🤖 AI Summary
To address the low 3D shape reconstruction accuracy and poor robustness of purely vision-based, object-level SLAM under sparse and noisy input data in autonomous driving, this paper proposes the first object-level SLAM framework integrating normalized flows into implicit neural fields. It represents vehicle signed distance functions (SDFs) using 16-dimensional latent codes and incorporates semantic-guided keypoint sampling, joint incremental shape optimization, and a unified sparsity-aware loss enforcing consistency among sparse SDF, rendering, and mask contour predictions. A stereo-vision frontend enables high-fidelity reconstruction solely from sparse 3D points generated via bundle adjustment. Experiments on both synthetic and real-world datasets demonstrate reconstruction accuracy comparable to depth-sensor-based methods. Crucially, the framework maintains stable SLAM performance even under extremely sparse inputs, significantly enhancing robustness to noise and generalization capability across diverse scenarios.
📝 Abstract
We propose a novel, vision-only object-level SLAM framework for automotive applications representing 3D shapes by implicit signed distance functions. Our key innovation consists of augmenting the standard neural representation by a normalizing flow network. As a result, achieving strong representation power on the specific class of road vehicles is made possible by compact networks with only 16-dimensional latent codes.
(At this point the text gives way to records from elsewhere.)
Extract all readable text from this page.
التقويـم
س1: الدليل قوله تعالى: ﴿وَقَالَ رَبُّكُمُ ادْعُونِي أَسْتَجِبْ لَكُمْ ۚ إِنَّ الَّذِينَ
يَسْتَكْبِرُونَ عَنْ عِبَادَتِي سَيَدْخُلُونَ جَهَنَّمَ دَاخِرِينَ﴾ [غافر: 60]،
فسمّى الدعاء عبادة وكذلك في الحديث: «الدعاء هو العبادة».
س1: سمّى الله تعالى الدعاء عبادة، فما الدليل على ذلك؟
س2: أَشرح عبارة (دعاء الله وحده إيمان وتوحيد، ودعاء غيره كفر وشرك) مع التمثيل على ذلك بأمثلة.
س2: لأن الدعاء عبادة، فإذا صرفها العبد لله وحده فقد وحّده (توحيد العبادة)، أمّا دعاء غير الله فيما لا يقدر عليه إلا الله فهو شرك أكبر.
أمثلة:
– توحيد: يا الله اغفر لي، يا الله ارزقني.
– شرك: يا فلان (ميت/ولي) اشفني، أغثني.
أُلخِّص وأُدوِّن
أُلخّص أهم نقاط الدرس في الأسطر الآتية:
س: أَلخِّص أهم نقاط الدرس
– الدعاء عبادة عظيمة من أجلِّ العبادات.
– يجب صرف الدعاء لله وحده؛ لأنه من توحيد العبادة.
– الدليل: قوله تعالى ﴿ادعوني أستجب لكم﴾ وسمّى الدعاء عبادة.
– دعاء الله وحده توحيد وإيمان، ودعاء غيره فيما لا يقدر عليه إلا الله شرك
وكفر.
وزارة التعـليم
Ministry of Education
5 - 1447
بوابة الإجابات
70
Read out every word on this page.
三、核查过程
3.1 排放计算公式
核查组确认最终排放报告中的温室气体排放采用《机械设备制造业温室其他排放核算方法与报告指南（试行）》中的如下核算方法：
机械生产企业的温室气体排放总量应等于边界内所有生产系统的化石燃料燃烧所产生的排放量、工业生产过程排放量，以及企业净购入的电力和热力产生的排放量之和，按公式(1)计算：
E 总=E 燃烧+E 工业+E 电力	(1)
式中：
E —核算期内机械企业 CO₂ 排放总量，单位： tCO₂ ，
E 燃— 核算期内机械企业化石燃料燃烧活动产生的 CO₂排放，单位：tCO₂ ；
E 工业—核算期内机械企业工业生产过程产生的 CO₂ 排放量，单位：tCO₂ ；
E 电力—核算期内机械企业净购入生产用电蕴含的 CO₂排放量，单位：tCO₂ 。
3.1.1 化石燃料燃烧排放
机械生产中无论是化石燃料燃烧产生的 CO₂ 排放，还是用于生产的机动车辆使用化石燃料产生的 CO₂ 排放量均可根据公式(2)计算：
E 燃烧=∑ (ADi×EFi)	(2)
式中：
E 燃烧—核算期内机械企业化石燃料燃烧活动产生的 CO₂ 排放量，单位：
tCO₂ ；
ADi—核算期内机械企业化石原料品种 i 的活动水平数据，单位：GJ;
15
Furthermore, the newly proposed architecture exhibits a significant performance improvement in the presence of only sparse and noisy data, which is demonstrated through comparative experiments on synthetic data. The module is embedded into the back-end of a stereo-vision based framework for joint, incremental shape optimization. The loss function is given by a combination of a sparse 3D point-based SDF loss, a sparse rendering loss, and a semantic mask-based silhouette-consistency term. We furthermore leverage semantic information to determine keypoint extraction density in the front-end. Finally, experimental results on real-world data reveal accurate and reliable performance comparable to alternative frameworks that make use of direct depth readings. The proposed method performs well with only sparse 3D points obtained from bundle adjustment, and eventually continues to deliver stable results even under exclusive use of the mask-consistency term.